Officials at al-Qanater women’s prison held Aisha el-Shater in solitary confinement in a small poorly ventilated cell, without a bathroom, from January 2019 to December 2020. Aisha el- Shater has aplastic anemia, a rare and serious condition affecting the blood, which increases the risk of infections and uncontrolled bleeding. Despite this, the authorities have denied her access to adequate and specialized healthcare in an outside hospital.
Her health deteriorated in detention, and she was admitted, while handcuffed, to Al-Qasr al-Ainy hospital twice in October 2019, with significant bleeding, and was given a platelet transfusion. During the 15 May 2022 trial hearing, the ESSC ordered Aisha el-Shater’s examination by a committee of three doctors to advise on whether she needs treatment outside prison. As she is banned from communicating with the outside world, her family and lawyers have no information on whether the examination took place.
Ill-treatment of prisoners
Since February 2023, concerns about cruel and inhuman detention conditions in the Badr 3 prison, around 70 kilometers east of Cairo, have increased amid leaked letters by prisoners indicating a proliferation in suicide attempts by prisoners, who have been subjected to torture and other ill-treatment, including deliberate denial of healthcare, exposure to extreme cold, camera surveillance around the clock, and bombardment with bright lights 24 hours a day. Prisoner letters paint a frightening picture of starving detainees held in isolation, whose despair at the injustices suffered for years has led some to attempt suicide and others to go on hunger strike.
Concerns were further heightened after some prisoners held in Badr 3 complained during a detention renewal hearing, held online on March 13, 2023, about being stripped naked and beaten. Since the Badr Prison Complex became operational in mid-2022, the authorities have banned family visits to all prisoners in Badr 3.
Prison officials also ban prisoners from any phone or written communication with their relatives, effectively subjecting them to incommunicado detention.
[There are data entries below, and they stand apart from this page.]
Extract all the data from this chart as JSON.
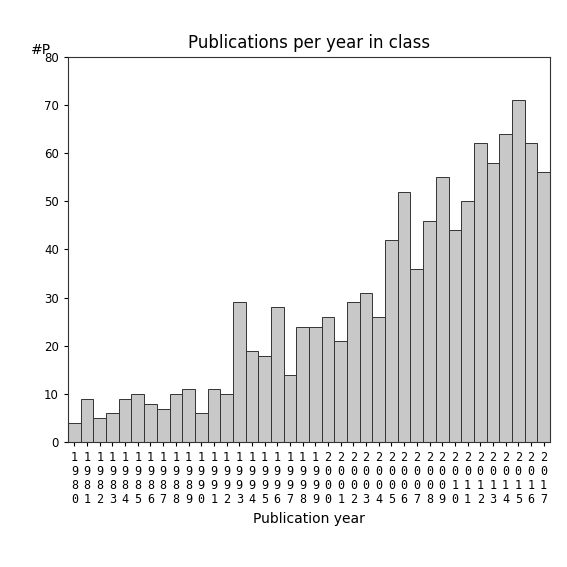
{
  "years": [
    "1980",
    "1981",
    "1982",
    "1983",
    "1984",
    "1985",
    "1986",
    "1987",
    "1988",
    "1989",
    "1990",
    "1991",
    "1992",
    "1993",
    "1994",
    "1995",
    "1996",
    "1997",
    "1998",
    "1999",
    "2000",
    "2001",
    "2002",
    "2003",
    "2004",
    "2005",
    "2006",
    "2007",
    "2008",
    "2009",
    "2010",
    "2011",
    "2012",
    "2013",
    "2014",
    "2015",
    "2016",
    "2017"
  ],
  "values": [
    4,
    9,
    5,
    6,
    9,
    10,
    8,
    7,
    10,
    11,
    6,
    11,
    10,
    29,
    19,
    18,
    28,
    14,
    24,
    24,
    26,
    21,
    29,
    31,
    26,
    42,
    52,
    36,
    46,
    55,
    44,
    50,
    62,
    58,
    64,
    71,
    62,
    56
  ],
  "bar_color": "#c8c8c8",
  "bar_edgecolor": "#333333",
  "title": "Publications per year in class",
  "xlabel": "Publication year",
  "ylabel": "#P",
  "ylim": [
    0,
    80
  ],
  "yticks": [
    0,
    10,
    20,
    30,
    40,
    50,
    60,
    70,
    80
  ],
  "background_color": "#ffffff",
  "title_fontsize": 12,
  "label_fontsize": 10,
  "tick_fontsize": 8.5
}
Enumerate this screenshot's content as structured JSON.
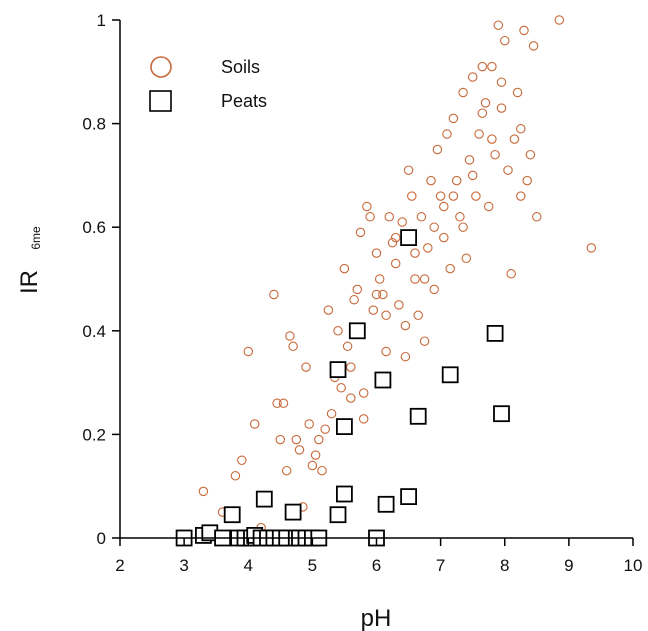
{
  "chart_data": {
    "type": "scatter",
    "xlabel": "pH",
    "ylabel": "IR",
    "ylabel_subscript": "6me",
    "xlim": [
      2,
      10
    ],
    "ylim": [
      0,
      1
    ],
    "xticks": [
      2,
      3,
      4,
      5,
      6,
      7,
      8,
      9,
      10
    ],
    "yticks": [
      0,
      0.2,
      0.4,
      0.6,
      0.8,
      1
    ],
    "yticklabels": [
      "0",
      "0.2",
      "0.4",
      "0.6",
      "0.8",
      "1"
    ],
    "grid": false,
    "legend_position": "top-left",
    "colors": {
      "soils": "#c8693a",
      "peats": "#000000",
      "axis": "#000000"
    },
    "series": [
      {
        "name": "Soils",
        "marker": "circle",
        "points": [
          [
            3.3,
            0.09
          ],
          [
            3.6,
            0.05
          ],
          [
            3.8,
            0.12
          ],
          [
            3.9,
            0.15
          ],
          [
            4.0,
            0.36
          ],
          [
            4.1,
            0.22
          ],
          [
            4.2,
            0.02
          ],
          [
            4.3,
            0.07
          ],
          [
            4.4,
            0.47
          ],
          [
            4.45,
            0.26
          ],
          [
            4.5,
            0.19
          ],
          [
            4.55,
            0.26
          ],
          [
            4.6,
            0.13
          ],
          [
            4.65,
            0.39
          ],
          [
            4.7,
            0.37
          ],
          [
            4.75,
            0.19
          ],
          [
            4.8,
            0.17
          ],
          [
            4.85,
            0.06
          ],
          [
            4.9,
            0.33
          ],
          [
            4.95,
            0.22
          ],
          [
            5.0,
            0.14
          ],
          [
            5.05,
            0.16
          ],
          [
            5.1,
            0.19
          ],
          [
            5.15,
            0.13
          ],
          [
            5.2,
            0.21
          ],
          [
            5.25,
            0.44
          ],
          [
            5.3,
            0.24
          ],
          [
            5.35,
            0.31
          ],
          [
            5.4,
            0.4
          ],
          [
            5.45,
            0.29
          ],
          [
            5.5,
            0.52
          ],
          [
            5.55,
            0.37
          ],
          [
            5.6,
            0.33
          ],
          [
            5.65,
            0.46
          ],
          [
            5.7,
            0.48
          ],
          [
            5.75,
            0.59
          ],
          [
            5.8,
            0.23
          ],
          [
            5.85,
            0.64
          ],
          [
            5.9,
            0.62
          ],
          [
            5.95,
            0.44
          ],
          [
            6.0,
            0.55
          ],
          [
            6.05,
            0.5
          ],
          [
            6.1,
            0.47
          ],
          [
            6.15,
            0.36
          ],
          [
            6.2,
            0.62
          ],
          [
            6.25,
            0.57
          ],
          [
            6.3,
            0.53
          ],
          [
            6.35,
            0.45
          ],
          [
            6.4,
            0.61
          ],
          [
            6.45,
            0.41
          ],
          [
            6.5,
            0.71
          ],
          [
            6.55,
            0.66
          ],
          [
            6.6,
            0.5
          ],
          [
            6.65,
            0.43
          ],
          [
            6.7,
            0.62
          ],
          [
            6.75,
            0.38
          ],
          [
            6.8,
            0.56
          ],
          [
            6.85,
            0.69
          ],
          [
            6.9,
            0.48
          ],
          [
            6.95,
            0.75
          ],
          [
            7.0,
            0.66
          ],
          [
            7.05,
            0.58
          ],
          [
            7.1,
            0.78
          ],
          [
            7.15,
            0.52
          ],
          [
            7.2,
            0.81
          ],
          [
            7.25,
            0.69
          ],
          [
            7.3,
            0.62
          ],
          [
            7.35,
            0.86
          ],
          [
            7.4,
            0.54
          ],
          [
            7.45,
            0.73
          ],
          [
            7.5,
            0.89
          ],
          [
            7.55,
            0.66
          ],
          [
            7.6,
            0.78
          ],
          [
            7.65,
            0.91
          ],
          [
            7.7,
            0.84
          ],
          [
            7.75,
            0.64
          ],
          [
            7.8,
            0.91
          ],
          [
            7.85,
            0.74
          ],
          [
            7.9,
            0.99
          ],
          [
            7.95,
            0.83
          ],
          [
            8.0,
            0.96
          ],
          [
            8.05,
            0.71
          ],
          [
            8.1,
            0.51
          ],
          [
            8.15,
            0.77
          ],
          [
            8.2,
            0.86
          ],
          [
            8.25,
            0.66
          ],
          [
            8.3,
            0.98
          ],
          [
            8.35,
            0.69
          ],
          [
            8.4,
            0.74
          ],
          [
            8.45,
            0.95
          ],
          [
            8.5,
            0.62
          ],
          [
            8.85,
            1.0
          ],
          [
            9.35,
            0.56
          ],
          [
            6.0,
            0.47
          ],
          [
            6.3,
            0.58
          ],
          [
            6.6,
            0.55
          ],
          [
            6.9,
            0.6
          ],
          [
            7.2,
            0.66
          ],
          [
            7.5,
            0.7
          ],
          [
            7.8,
            0.77
          ],
          [
            5.8,
            0.28
          ],
          [
            6.15,
            0.43
          ],
          [
            6.45,
            0.35
          ],
          [
            6.75,
            0.5
          ],
          [
            7.05,
            0.64
          ],
          [
            7.35,
            0.6
          ],
          [
            7.65,
            0.82
          ],
          [
            7.95,
            0.88
          ],
          [
            8.25,
            0.79
          ],
          [
            5.6,
            0.27
          ]
        ]
      },
      {
        "name": "Peats",
        "marker": "square",
        "points": [
          [
            3.0,
            0.0
          ],
          [
            3.3,
            0.005
          ],
          [
            3.4,
            0.01
          ],
          [
            3.6,
            0.0
          ],
          [
            3.75,
            0.045
          ],
          [
            3.85,
            0.0
          ],
          [
            3.95,
            0.0
          ],
          [
            4.05,
            0.0
          ],
          [
            4.1,
            0.005
          ],
          [
            4.2,
            0.0
          ],
          [
            4.25,
            0.075
          ],
          [
            4.3,
            0.0
          ],
          [
            4.4,
            0.0
          ],
          [
            4.5,
            0.0
          ],
          [
            4.6,
            0.0
          ],
          [
            4.7,
            0.05
          ],
          [
            4.75,
            0.0
          ],
          [
            4.8,
            0.0
          ],
          [
            4.9,
            0.0
          ],
          [
            5.0,
            0.0
          ],
          [
            5.1,
            0.0
          ],
          [
            5.4,
            0.045
          ],
          [
            5.4,
            0.325
          ],
          [
            5.5,
            0.085
          ],
          [
            5.5,
            0.215
          ],
          [
            5.7,
            0.4
          ],
          [
            6.0,
            0.0
          ],
          [
            6.1,
            0.305
          ],
          [
            6.15,
            0.065
          ],
          [
            6.5,
            0.58
          ],
          [
            6.5,
            0.08
          ],
          [
            6.65,
            0.235
          ],
          [
            7.15,
            0.315
          ],
          [
            7.85,
            0.395
          ],
          [
            7.95,
            0.24
          ]
        ]
      }
    ]
  }
}
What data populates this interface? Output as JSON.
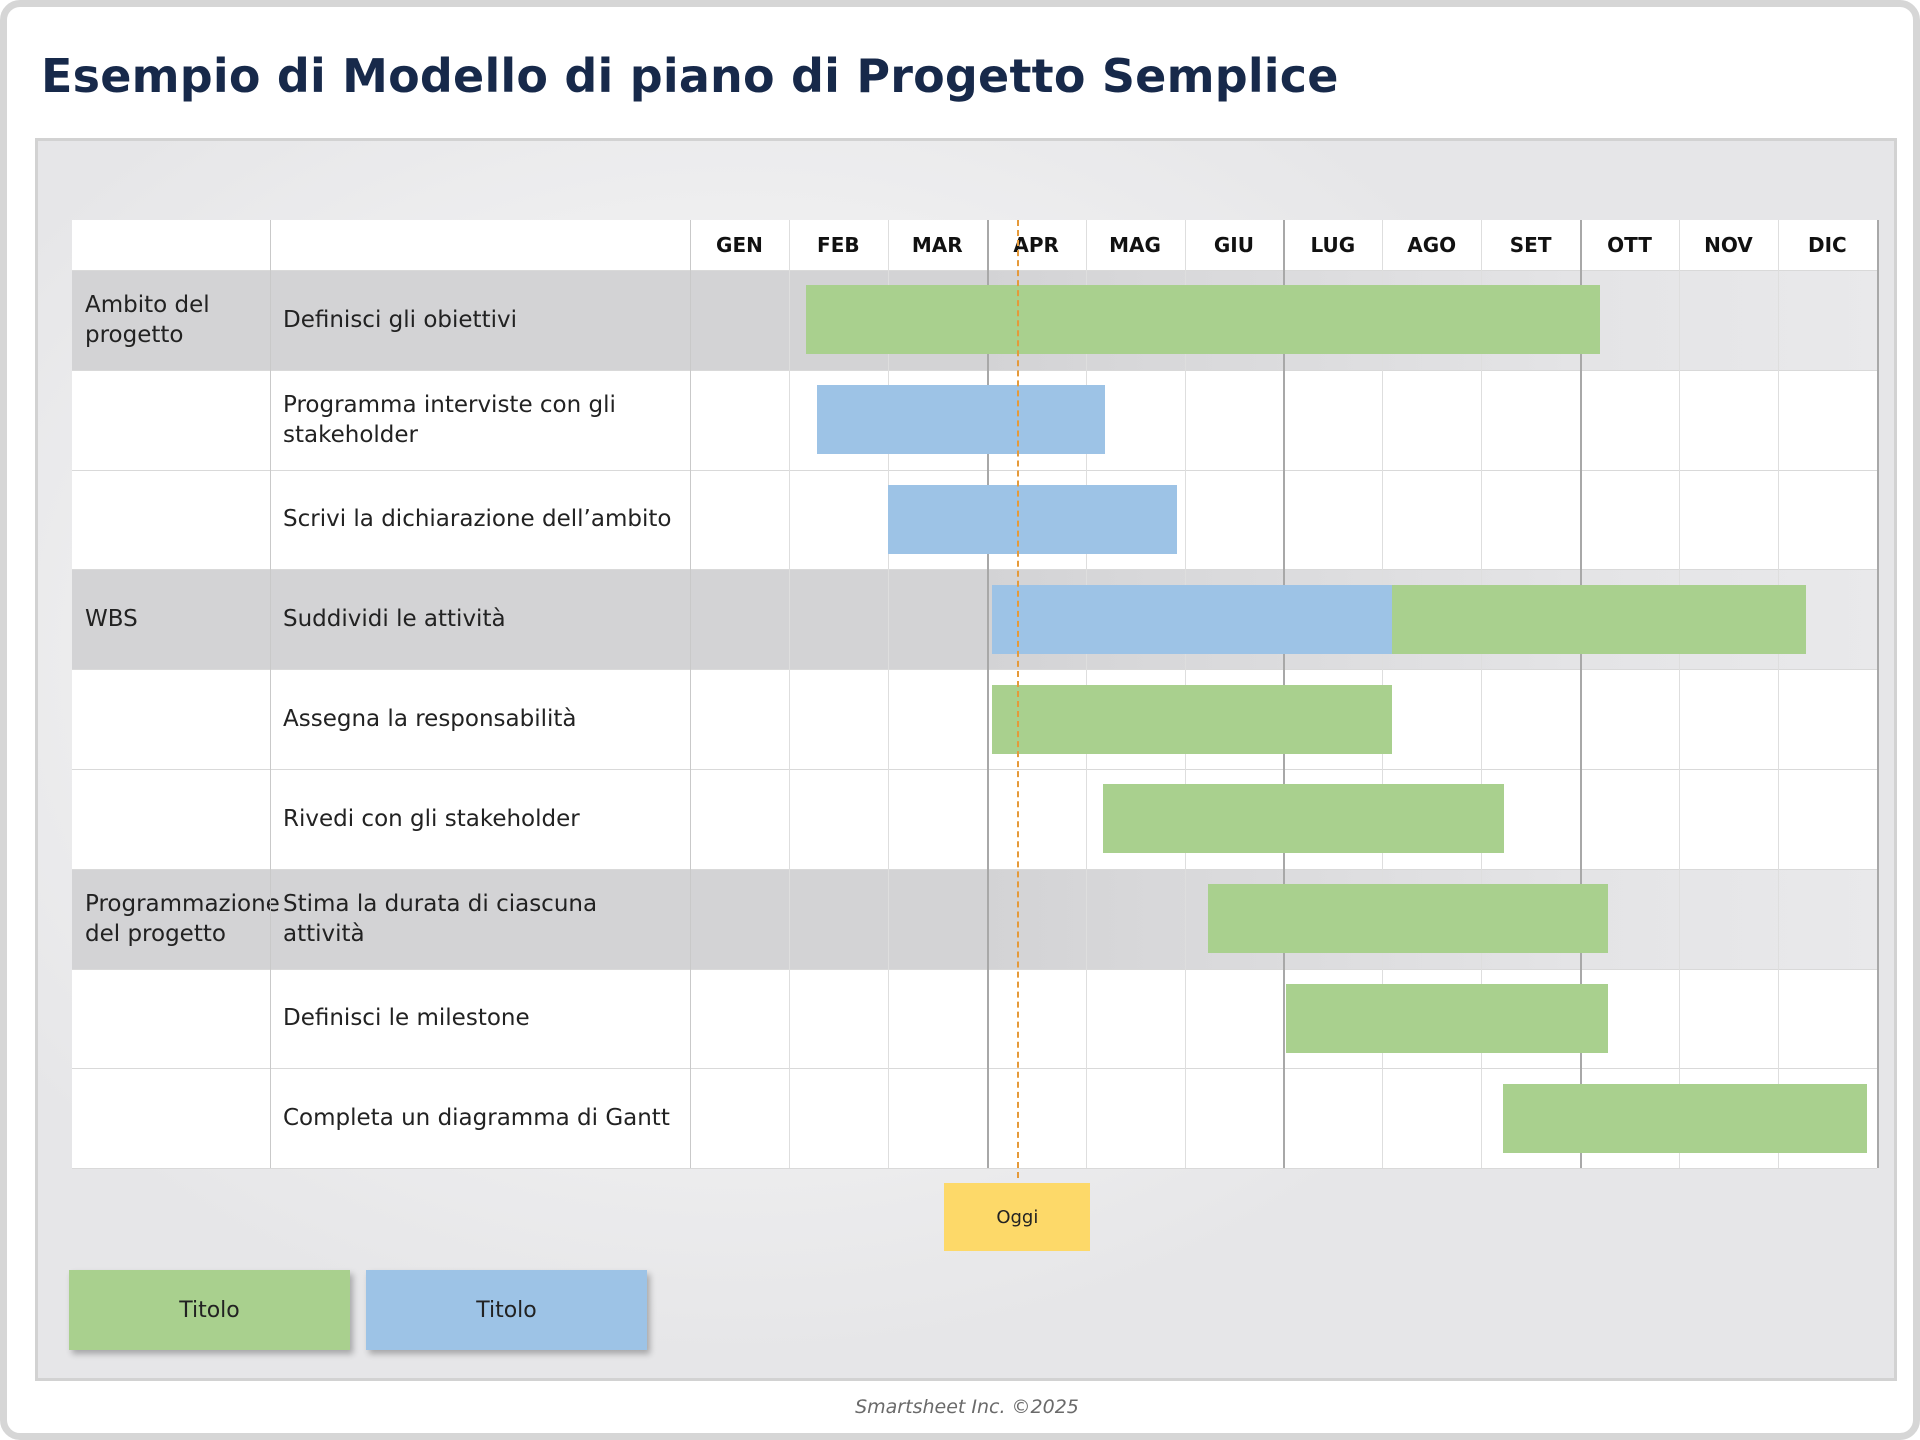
{
  "title": "Esempio di Modello di piano di Progetto Semplice",
  "months": [
    "GEN",
    "FEB",
    "MAR",
    "APR",
    "MAG",
    "GIU",
    "LUG",
    "AGO",
    "SET",
    "OTT",
    "NOV",
    "DIC"
  ],
  "rows": [
    {
      "group": "Ambito del progetto",
      "task": "Definisci gli obiettivi",
      "shaded": true
    },
    {
      "group": "",
      "task": "Programma interviste con gli stakeholder",
      "shaded": false
    },
    {
      "group": "",
      "task": "Scrivi la dichiarazione dell’ambito",
      "shaded": false
    },
    {
      "group": "WBS",
      "task": "Suddividi le attività",
      "shaded": true
    },
    {
      "group": "",
      "task": "Assegna la responsabilità",
      "shaded": false
    },
    {
      "group": "",
      "task": "Rivedi con gli stakeholder",
      "shaded": false
    },
    {
      "group": "Programmazione del progetto",
      "task": "Stima la durata di ciascuna attività",
      "shaded": true
    },
    {
      "group": "",
      "task": "Definisci le milestone",
      "shaded": false
    },
    {
      "group": "",
      "task": "Completa un diagramma di Gantt",
      "shaded": false
    }
  ],
  "bars": [
    {
      "row": 0,
      "start": 1.17,
      "end": 9.2,
      "type": "green"
    },
    {
      "row": 1,
      "start": 1.28,
      "end": 4.2,
      "type": "blue"
    },
    {
      "row": 2,
      "start": 2.0,
      "end": 4.92,
      "type": "blue"
    },
    {
      "row": 3,
      "start": 3.05,
      "end": 7.1,
      "type": "blue"
    },
    {
      "row": 3,
      "start": 7.1,
      "end": 11.28,
      "type": "green"
    },
    {
      "row": 4,
      "start": 3.05,
      "end": 7.1,
      "type": "green"
    },
    {
      "row": 5,
      "start": 4.18,
      "end": 8.23,
      "type": "green"
    },
    {
      "row": 6,
      "start": 5.24,
      "end": 9.28,
      "type": "green"
    },
    {
      "row": 7,
      "start": 6.03,
      "end": 9.28,
      "type": "green"
    },
    {
      "row": 8,
      "start": 8.22,
      "end": 11.9,
      "type": "green"
    }
  ],
  "today": {
    "label": "Oggi",
    "month_position": 3.31
  },
  "legend": [
    {
      "label": "Titolo",
      "color": "#a9d08e"
    },
    {
      "label": "Titolo",
      "color": "#9dc3e6"
    }
  ],
  "colors": {
    "green": "#a9d08e",
    "blue": "#9dc3e6",
    "shaded": "#d3d3d5",
    "today": "#fdd969"
  },
  "footer": "Smartsheet Inc. ©2025"
}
Given that the detainees are cut off from the outside world, little information is known about their current situation amid concerns for their well-being and mental health and reports of prison authorities subjecting prisoners to punitive measures for complaining about their treatment including by transferring some to unknown locations and placing others in solitary confinement.
Prison officials also refuse to accept deliveries of food, clothes, and other essentials to prisoners from their families, despite well-documented patterns of prison authorities failing to provide those in their custody with sufficient food, potable water, basic items for personal hygiene, adequate clothing and bedding.
On October 25, 2021, President Abdel Fattah Al-Sisi announced that he would not extend the state of emergency, in force since 2017, which allowed for the creation of ESSCs. Article 19 of the law governing the state of emergency stipulates that ongoing trials are to continue even after the state of emergency is no longer in force. Proceedings in front of ESSCs are inherently unfair. Defendants are denied the right to appeal their convictions and sentences to a higher independent tribunal. Only the president retains the power to authorize, quash or commute sentences or to order a retrial.
Throughout their investigation and trial proceedings, which began on September 11, 2022, defendants in the “ECRF case” were banned from speaking to their lawyers in private. Several were interrogated by SSSP prosecutors without their lawyers present. The court hearings were held in secret in the Badr Prison Complex. Observers, members of the public and relatives of defendants were banned from the hearings. Lawyers also said they were not permitted to access their clients’ case files during the investigation. They also said that the court relied on eyewitness testimonies by NSA officers, which were accepted without adequate cross-examination, and did not allow all defendants to speak in court.